Ce choix peut un temps dérouter, voire frustrer, un téléspectateur habitué à pouvoir se familiariser avec toutes les facettes -y compris privées- des personnages auprès desquels une série lui demande de s'investir. Cependant Suspects compense ce traitement en apparence neutre par la dynamique d'équipe qui s'installe progressivement entre les protagonistes : en effet, à mesure que les acteurs trouvent leurs marques dans un style d'improvisation où ils ne sont pas tous à l'aise immédiatement, leurs réparties s'affinent et leur interprétation gagne en justesse, en aisance et en force. Au sein du trio, Damien Molony (Being Human, Ripper Street) et Clare-Hope Ashitey (Top Boy) sont ceux qui tirent le mieux leur épingle du jeu ; intenses à l'occasion, capables de fulgurances marquantes, ils développent aussi une relation de travail qui fonctionne bien à l'écran. Fay Ripley (Monday Monday) paraît plus en retrait ; cependant dans un rôle de superviseur responsable devant songer aux conséquences des décisions prises, elle parvient peu à peu à s'imposer.
Le souci d'authenticité constant de Suspects se retrouve également dans les choix formels effectués.
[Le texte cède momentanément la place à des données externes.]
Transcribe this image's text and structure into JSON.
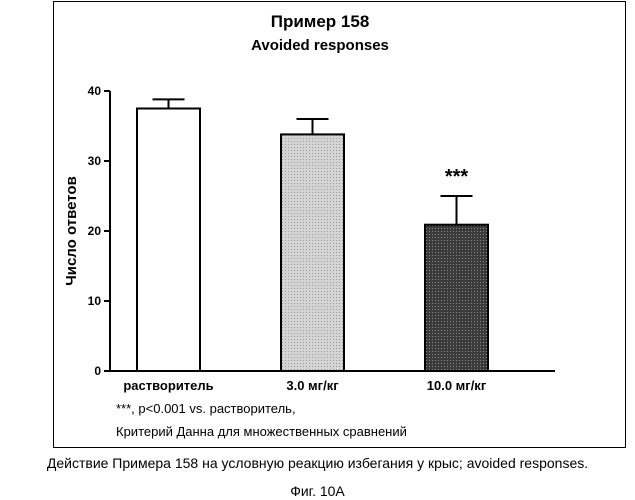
{
  "chart_data": {
    "type": "bar",
    "title": "Пример 158",
    "subtitle": "Avoided responses",
    "xlabel": "",
    "ylabel": "Число ответов",
    "ylim": [
      0,
      40
    ],
    "yticks": [
      0,
      10,
      20,
      30,
      40
    ],
    "categories": [
      "растворитель",
      "3.0 мг/кг",
      "10.0 мг/кг"
    ],
    "values": [
      37.5,
      33.8,
      20.9
    ],
    "errors": [
      1.3,
      2.2,
      4.1
    ],
    "fills": [
      "#ffffff",
      "#c8c8c8",
      "#444444"
    ],
    "annotations": [
      "",
      "",
      "***"
    ],
    "grid": false
  },
  "footnotes": {
    "line1": "***, p<0.001 vs. растворитель,",
    "line2": "Критерий Данна для множественных сравнений"
  },
  "caption": {
    "main": "Действие Примера 158 на условную реакцию избегания у крыс; avoided responses.",
    "figure_label": "Фиг. 10А"
  }
}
La série emprunte en effet aux codes du documentaire : filmés caméra à l'épaule, les plans y sont nerveux, avec un cadrage hésitant, mal assuré, parfois en retrait derrière une porte ou une vitre quand il s'agit de donner une intimité aux personnages pour la scène qui se joue de l'autre côté, ou bien zoomant sur les protagonistes afin de souligner leurs réactions en période de crise. En conditions d'interrogatoire, la série pousse un peu plus loin la remise en situation en proposant des images filtrées qui pourraient provenir d'une caméra de surveillance. Ce style, qui joue donc entre les genres documentaire et fiction, colle parfaitement à la tonalité ambiante, renforçant l'impression d'une fiction qui se positionne au plus proche d'un "réel" qu'elle s'emploie à capturer, plutôt qu'à mettre en scène.
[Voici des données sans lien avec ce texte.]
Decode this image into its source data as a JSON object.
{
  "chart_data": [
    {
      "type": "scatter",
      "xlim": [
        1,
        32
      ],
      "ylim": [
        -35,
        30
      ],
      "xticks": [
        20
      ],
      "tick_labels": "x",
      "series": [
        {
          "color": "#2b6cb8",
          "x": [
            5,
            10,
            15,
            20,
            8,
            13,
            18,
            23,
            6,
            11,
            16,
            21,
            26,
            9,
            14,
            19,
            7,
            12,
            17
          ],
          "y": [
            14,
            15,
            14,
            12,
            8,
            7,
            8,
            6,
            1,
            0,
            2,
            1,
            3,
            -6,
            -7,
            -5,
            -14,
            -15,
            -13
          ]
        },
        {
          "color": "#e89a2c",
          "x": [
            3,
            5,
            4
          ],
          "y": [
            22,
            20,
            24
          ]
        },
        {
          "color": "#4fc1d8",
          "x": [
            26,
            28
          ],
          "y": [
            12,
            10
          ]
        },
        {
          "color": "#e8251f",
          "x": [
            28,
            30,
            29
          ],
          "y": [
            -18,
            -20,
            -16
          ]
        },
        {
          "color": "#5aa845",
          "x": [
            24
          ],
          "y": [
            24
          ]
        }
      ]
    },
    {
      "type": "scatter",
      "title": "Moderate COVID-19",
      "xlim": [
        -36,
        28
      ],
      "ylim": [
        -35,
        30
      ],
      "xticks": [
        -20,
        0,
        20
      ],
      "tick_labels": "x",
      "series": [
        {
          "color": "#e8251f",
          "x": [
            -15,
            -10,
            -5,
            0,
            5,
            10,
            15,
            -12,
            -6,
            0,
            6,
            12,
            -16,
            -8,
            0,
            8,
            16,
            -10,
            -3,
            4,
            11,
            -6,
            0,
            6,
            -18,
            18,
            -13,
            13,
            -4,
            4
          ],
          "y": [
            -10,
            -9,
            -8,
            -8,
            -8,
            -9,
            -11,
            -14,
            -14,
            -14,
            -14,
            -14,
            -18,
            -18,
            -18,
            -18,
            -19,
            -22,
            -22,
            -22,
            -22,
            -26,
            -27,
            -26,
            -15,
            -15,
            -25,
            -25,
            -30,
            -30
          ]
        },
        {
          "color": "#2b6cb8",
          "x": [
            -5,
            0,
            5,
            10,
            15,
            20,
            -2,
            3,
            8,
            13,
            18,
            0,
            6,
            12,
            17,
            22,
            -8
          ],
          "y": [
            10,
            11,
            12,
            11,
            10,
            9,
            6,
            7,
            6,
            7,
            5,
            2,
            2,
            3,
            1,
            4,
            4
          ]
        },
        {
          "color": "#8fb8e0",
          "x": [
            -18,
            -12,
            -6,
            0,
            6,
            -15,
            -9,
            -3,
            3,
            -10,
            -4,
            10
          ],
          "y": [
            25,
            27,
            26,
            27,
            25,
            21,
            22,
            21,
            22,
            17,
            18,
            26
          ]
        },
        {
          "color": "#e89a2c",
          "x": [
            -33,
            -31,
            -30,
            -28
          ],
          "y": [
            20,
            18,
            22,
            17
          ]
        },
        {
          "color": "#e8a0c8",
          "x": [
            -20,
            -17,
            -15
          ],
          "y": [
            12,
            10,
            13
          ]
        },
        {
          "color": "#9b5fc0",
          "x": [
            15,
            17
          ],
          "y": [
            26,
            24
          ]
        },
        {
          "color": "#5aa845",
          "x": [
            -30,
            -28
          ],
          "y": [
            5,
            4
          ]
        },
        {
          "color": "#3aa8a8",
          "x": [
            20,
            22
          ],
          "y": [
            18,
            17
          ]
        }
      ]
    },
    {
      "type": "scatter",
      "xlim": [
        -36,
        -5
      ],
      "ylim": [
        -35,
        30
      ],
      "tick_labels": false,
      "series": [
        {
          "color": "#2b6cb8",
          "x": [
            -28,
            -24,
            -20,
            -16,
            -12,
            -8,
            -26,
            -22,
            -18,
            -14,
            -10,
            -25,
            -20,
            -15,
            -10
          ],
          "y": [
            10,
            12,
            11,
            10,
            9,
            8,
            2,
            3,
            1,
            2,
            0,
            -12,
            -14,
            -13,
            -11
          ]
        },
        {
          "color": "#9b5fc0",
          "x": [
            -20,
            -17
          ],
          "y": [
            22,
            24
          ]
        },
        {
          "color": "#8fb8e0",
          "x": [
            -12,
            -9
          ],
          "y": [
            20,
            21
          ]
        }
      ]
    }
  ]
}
Bilan : Recherchant la sobriété, se voulant le reflet du quotidien ordinaire d'un commissariat, Suspects gagne en assurance au fil de sa première saison. L'impression d'être placé au plus près du réel, de se trouver comme glissé dans les coulisses des enquêtes, est cultivée tant par les effets visuels empruntés au documentaire, que par le choix d'une semi-improvisation des dialogues, sonnant de plus en plus justes au fur et à mesure que les épisodes passent et que les acteurs trouvent leur ton. Occasionnant flottements et explosions, ce parti pris narratif aboutit à un récit très brut, dont la narration toujours nerveuse demeure prenante.
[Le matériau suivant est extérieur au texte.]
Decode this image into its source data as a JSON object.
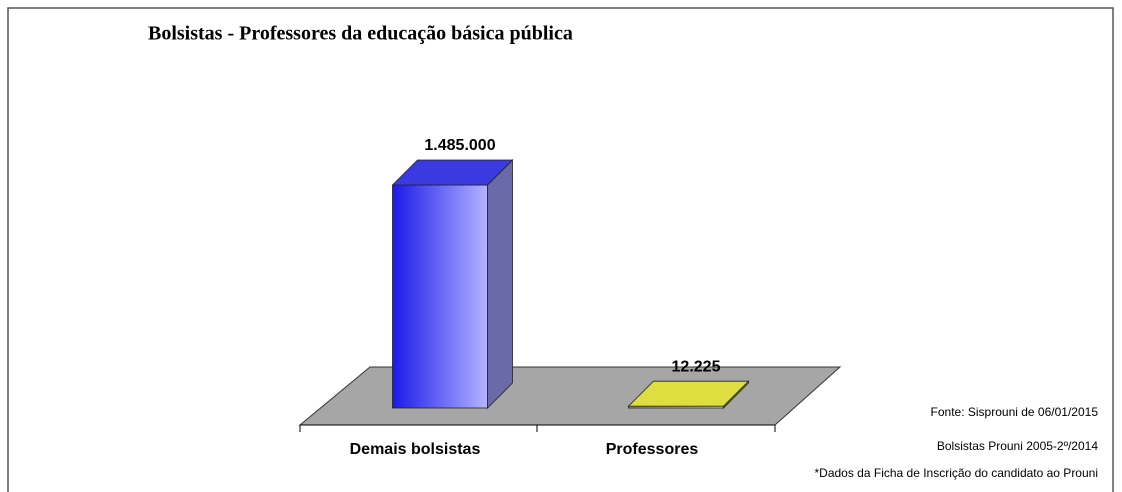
{
  "chart_data": {
    "type": "bar3d",
    "title": "Bolsistas - Professores da educação básica pública",
    "categories": [
      "Demais bolsistas",
      "Professores"
    ],
    "values": [
      1485000,
      12225
    ],
    "value_labels": [
      "1.485.000",
      "12.225"
    ],
    "colors": [
      "#3333ff",
      "#dede40"
    ],
    "annotations": [
      "Fonte: Sisprouni de 06/01/2015",
      "Bolsistas Prouni 2005-2º/2014",
      "*Dados da Ficha de Inscrição do candidato ao Prouni"
    ]
  }
}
Tentant de se démarquer dans un genre policier procédural saturé, Suspects acquiert une identité qui lui est propre. D'autant que l'expérience désormais acquise ne pourra être que bénéfique pour la suite (les cinq prochains épisodes ayant cependant déjà été tournés). Avis aux sériephiles curieux qui souhaiteraient explorer d'autres versants du cop-show.